Other with longer lengths of cable to support have reported loosening or bending

#2. Furuz Spades
Pro’s...
- nicely engineered - i.e. they are very flat - no curved edges so they maximize their contact area
- Pure Copper of silver plate on pure copper
- comes in a variety of wire gauge and fitting type i.e. crimp/solder or screw clamp
- Being copper, clamping down on them makes for a pretty tight fit that does not loosen

Con’s
- not quite as detailed as KLE Innovations bananas

#3. Furez Bananas

Pro’s...
- nicely engineered
- Pure Copper or silver plate on pure copper
- comes in a variety of wire gauge and fitting type i.e. crimp/solder or screw clamp

Con’s
- not quite as detailed as KLE Innovations bananas
- easily bend if the banana is knocked of inserted roughly
- bends if heavy cable is used

I have tried some Furutech and Neotech bananas but to these ears they did not compete with any of the above products.

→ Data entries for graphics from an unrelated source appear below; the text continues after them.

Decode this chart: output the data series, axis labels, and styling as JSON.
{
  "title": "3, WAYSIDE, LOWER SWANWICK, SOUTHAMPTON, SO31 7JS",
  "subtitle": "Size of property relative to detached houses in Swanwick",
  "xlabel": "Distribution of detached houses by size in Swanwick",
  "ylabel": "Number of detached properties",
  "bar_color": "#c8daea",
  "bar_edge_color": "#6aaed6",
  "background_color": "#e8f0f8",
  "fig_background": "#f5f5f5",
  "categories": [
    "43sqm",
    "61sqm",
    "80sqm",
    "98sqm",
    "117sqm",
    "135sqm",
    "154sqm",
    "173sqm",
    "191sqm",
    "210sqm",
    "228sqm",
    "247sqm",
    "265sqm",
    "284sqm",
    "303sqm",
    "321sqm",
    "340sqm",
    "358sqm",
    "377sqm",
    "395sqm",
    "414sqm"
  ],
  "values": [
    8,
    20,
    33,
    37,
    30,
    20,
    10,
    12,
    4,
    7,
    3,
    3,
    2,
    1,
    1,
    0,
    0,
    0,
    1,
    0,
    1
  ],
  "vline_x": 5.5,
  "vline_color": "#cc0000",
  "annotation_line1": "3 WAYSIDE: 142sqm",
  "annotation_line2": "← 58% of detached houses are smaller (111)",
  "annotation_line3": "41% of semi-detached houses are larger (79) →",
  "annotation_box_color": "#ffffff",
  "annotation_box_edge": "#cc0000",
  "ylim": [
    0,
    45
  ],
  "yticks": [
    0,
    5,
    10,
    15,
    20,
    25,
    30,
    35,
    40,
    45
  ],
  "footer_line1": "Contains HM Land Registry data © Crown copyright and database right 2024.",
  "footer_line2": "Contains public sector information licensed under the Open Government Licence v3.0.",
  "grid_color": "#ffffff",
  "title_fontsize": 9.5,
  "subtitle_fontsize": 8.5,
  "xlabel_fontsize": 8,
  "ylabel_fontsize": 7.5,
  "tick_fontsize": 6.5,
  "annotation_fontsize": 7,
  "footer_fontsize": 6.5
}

Hope you find it useful - Steve
Never had an issue with the Furutech locking bananas that came standard with my speaker cables. Finger tight is the rule and the sound is wonderful. 👍

All the best,
Nonoise
Post removed 
I like bananas too, for a snug fit and easy to remove and replace.Bare wire would be my second choice,no worries if the binding posts are close together and the spades are in danger of touching.
Low mass BFA bananas are my choice and have been for the last 20 years. My first experience with them was the Nordost Z-plug on their Super Flatline Speaker cables. Since then, I've purchased similar low-mass BFA bananas and soldered them on my own cables. Right now I'm using The "No Frills" Audioquest Type-4 speaker cables from Audio Advisor, built with BFA bananas. Great value IMHO.
With decent high purity OFC I find bare wire is fine due to its low oxidation levels.

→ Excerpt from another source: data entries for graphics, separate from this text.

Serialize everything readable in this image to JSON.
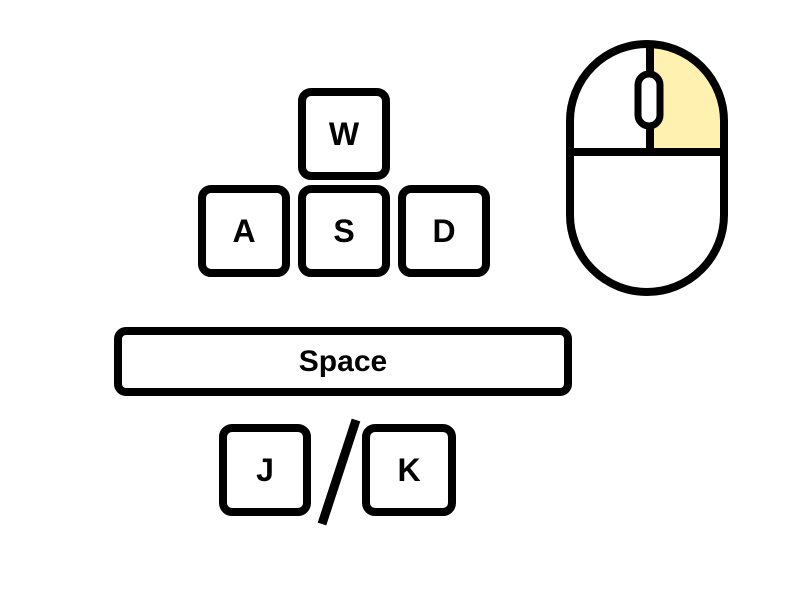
{
  "keys": {
    "w": "W",
    "a": "A",
    "s": "S",
    "d": "D",
    "space": "Space",
    "j": "J",
    "k": "K"
  },
  "mouse": {
    "highlighted_button": "right",
    "highlight_color": "#fff2b0",
    "outline_color": "#000000"
  }
}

If you want connectors then get tarnish resistant ones that are also air tight giving the cable little or no chance to oxidise. Soldering can have it's own issues, as I discovered with that horrible Linn and Naim cables we were recommended back then. 

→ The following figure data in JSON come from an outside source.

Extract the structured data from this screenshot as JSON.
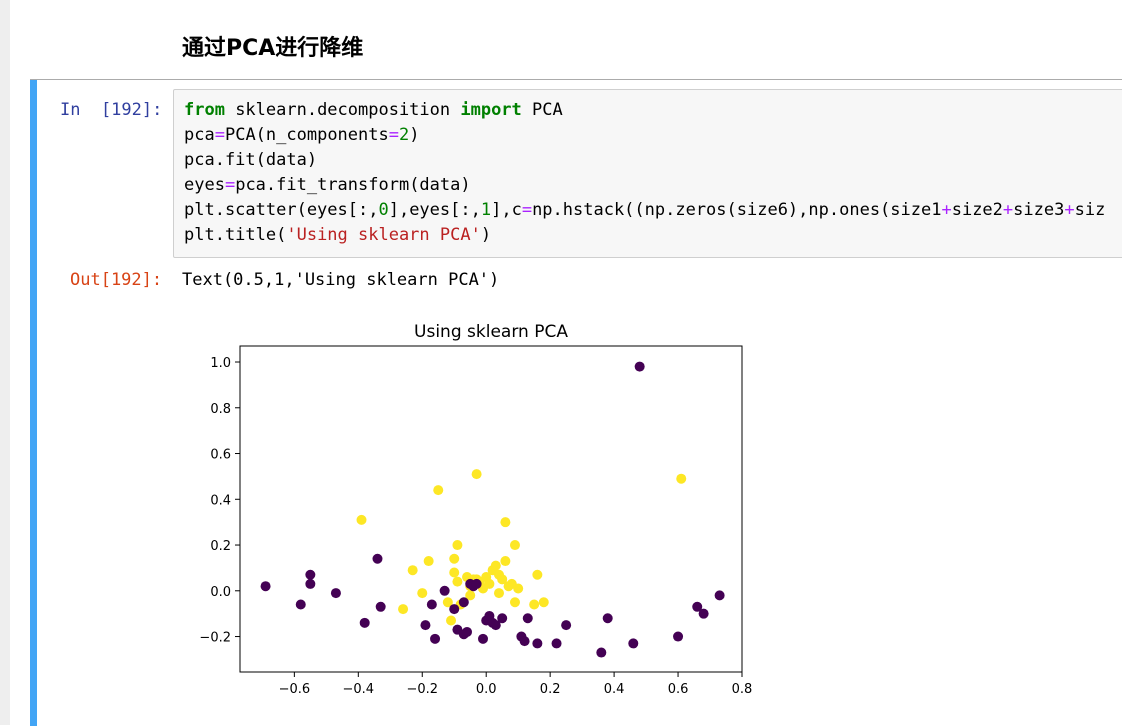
{
  "heading": "通过PCA进行降维",
  "cell": {
    "in_prompt": "In  [192]:",
    "out_prompt": "Out[192]:",
    "code_lines": [
      [
        {
          "t": "from",
          "c": "kw"
        },
        {
          "t": " sklearn.decomposition ",
          "c": ""
        },
        {
          "t": "import",
          "c": "kw"
        },
        {
          "t": " PCA",
          "c": ""
        }
      ],
      [
        {
          "t": "pca",
          "c": ""
        },
        {
          "t": "=",
          "c": "op"
        },
        {
          "t": "PCA(n_components",
          "c": ""
        },
        {
          "t": "=",
          "c": "op"
        },
        {
          "t": "2",
          "c": "num"
        },
        {
          "t": ")",
          "c": ""
        }
      ],
      [
        {
          "t": "pca.fit(data)",
          "c": ""
        }
      ],
      [
        {
          "t": "eyes",
          "c": ""
        },
        {
          "t": "=",
          "c": "op"
        },
        {
          "t": "pca.fit_transform(data)",
          "c": ""
        }
      ],
      [
        {
          "t": "plt.scatter(eyes[:,",
          "c": ""
        },
        {
          "t": "0",
          "c": "num"
        },
        {
          "t": "],eyes[:,",
          "c": ""
        },
        {
          "t": "1",
          "c": "num"
        },
        {
          "t": "],c",
          "c": ""
        },
        {
          "t": "=",
          "c": "op"
        },
        {
          "t": "np.hstack((np.zeros(size6),np.ones(size1",
          "c": ""
        },
        {
          "t": "+",
          "c": "op"
        },
        {
          "t": "size2",
          "c": ""
        },
        {
          "t": "+",
          "c": "op"
        },
        {
          "t": "size3",
          "c": ""
        },
        {
          "t": "+",
          "c": "op"
        },
        {
          "t": "siz",
          "c": ""
        }
      ],
      [
        {
          "t": "plt.title(",
          "c": ""
        },
        {
          "t": "'Using sklearn PCA'",
          "c": "str"
        },
        {
          "t": ")",
          "c": ""
        }
      ]
    ],
    "output_text": "Text(0.5,1,'Using sklearn PCA')"
  },
  "chart_data": {
    "type": "scatter",
    "title": "Using sklearn PCA",
    "xlabel": "",
    "ylabel": "",
    "xlim": [
      -0.77,
      0.8
    ],
    "ylim": [
      -0.355,
      1.07
    ],
    "xticks": [
      "−0.6",
      "−0.4",
      "−0.2",
      "0.0",
      "0.2",
      "0.4",
      "0.6",
      "0.8"
    ],
    "yticks": [
      "−0.2",
      "0.0",
      "0.2",
      "0.4",
      "0.6",
      "0.8",
      "1.0"
    ],
    "xtick_values": [
      -0.6,
      -0.4,
      -0.2,
      0.0,
      0.2,
      0.4,
      0.6,
      0.8
    ],
    "ytick_values": [
      -0.2,
      0.0,
      0.2,
      0.4,
      0.6,
      0.8,
      1.0
    ],
    "series": [
      {
        "color": "#440154",
        "points": [
          [
            -0.69,
            0.02
          ],
          [
            -0.58,
            -0.06
          ],
          [
            -0.55,
            0.07
          ],
          [
            -0.55,
            0.03
          ],
          [
            -0.47,
            -0.01
          ],
          [
            -0.38,
            -0.14
          ],
          [
            -0.34,
            0.14
          ],
          [
            -0.33,
            -0.07
          ],
          [
            -0.19,
            -0.15
          ],
          [
            -0.17,
            -0.06
          ],
          [
            -0.16,
            -0.21
          ],
          [
            -0.13,
            0.0
          ],
          [
            -0.1,
            -0.08
          ],
          [
            -0.09,
            -0.17
          ],
          [
            -0.07,
            -0.19
          ],
          [
            -0.06,
            -0.18
          ],
          [
            -0.07,
            -0.05
          ],
          [
            -0.05,
            0.03
          ],
          [
            -0.04,
            0.02
          ],
          [
            -0.03,
            0.03
          ],
          [
            -0.01,
            -0.21
          ],
          [
            0.0,
            -0.13
          ],
          [
            0.01,
            -0.11
          ],
          [
            0.02,
            -0.14
          ],
          [
            0.03,
            -0.15
          ],
          [
            0.05,
            -0.12
          ],
          [
            0.11,
            -0.2
          ],
          [
            0.12,
            -0.22
          ],
          [
            0.13,
            -0.12
          ],
          [
            0.16,
            -0.23
          ],
          [
            0.22,
            -0.23
          ],
          [
            0.25,
            -0.15
          ],
          [
            0.36,
            -0.27
          ],
          [
            0.38,
            -0.12
          ],
          [
            0.46,
            -0.23
          ],
          [
            0.48,
            0.98
          ],
          [
            0.6,
            -0.2
          ],
          [
            0.66,
            -0.07
          ],
          [
            0.68,
            -0.1
          ],
          [
            0.73,
            -0.02
          ]
        ]
      },
      {
        "color": "#fde725",
        "points": [
          [
            -0.39,
            0.31
          ],
          [
            -0.26,
            -0.08
          ],
          [
            -0.23,
            0.09
          ],
          [
            -0.2,
            -0.01
          ],
          [
            -0.18,
            0.13
          ],
          [
            -0.15,
            0.44
          ],
          [
            -0.12,
            -0.05
          ],
          [
            -0.11,
            -0.13
          ],
          [
            -0.1,
            0.08
          ],
          [
            -0.1,
            0.14
          ],
          [
            -0.09,
            0.2
          ],
          [
            -0.09,
            0.04
          ],
          [
            -0.08,
            -0.06
          ],
          [
            -0.06,
            0.06
          ],
          [
            -0.05,
            0.02
          ],
          [
            -0.05,
            -0.02
          ],
          [
            -0.04,
            0.05
          ],
          [
            -0.03,
            0.05
          ],
          [
            -0.03,
            0.51
          ],
          [
            -0.02,
            0.04
          ],
          [
            -0.01,
            0.01
          ],
          [
            0.0,
            0.06
          ],
          [
            0.01,
            0.03
          ],
          [
            0.02,
            0.09
          ],
          [
            0.03,
            0.11
          ],
          [
            0.04,
            0.07
          ],
          [
            0.04,
            -0.01
          ],
          [
            0.05,
            0.05
          ],
          [
            0.06,
            0.13
          ],
          [
            0.06,
            0.3
          ],
          [
            0.07,
            0.02
          ],
          [
            0.08,
            0.03
          ],
          [
            0.09,
            0.2
          ],
          [
            0.09,
            -0.05
          ],
          [
            0.1,
            0.01
          ],
          [
            0.15,
            -0.06
          ],
          [
            0.16,
            0.07
          ],
          [
            0.18,
            -0.05
          ],
          [
            0.61,
            0.49
          ]
        ]
      }
    ]
  }
}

I'm pretty sure that although the differences in resistance would be negligible in either case I prefer bare wire as it's cheaper and infinitely more practical.
I've had the best luck with BFA bananas. They have a very large contact area and if they do loosen from repeated insertions it's easy to adjust the tension with a pair of needle-nosed pliers.
Bananas IMHO are the least likely to loosen.

Spades are good, but only with soft metals. Using very hard terminals, and/or very hard spades leads to easy to loosen connections. WBT makes a type of spring loaded spade I like a great deal.

Otherwise, I like the low mass WBT type of locking banana best. I tried Furutech and they were literally garbage.
Connectors always impart their own sonic signature. Having said that, I've tried bare wire, spade and banana connectors and each sounded good in the context of the system I had then. 

Once I accepted that connectors have their own sound, it's easy to accept the sound of the cable, should they come with connectors. Having said that, I find well made bananas to be a fine choice to go with.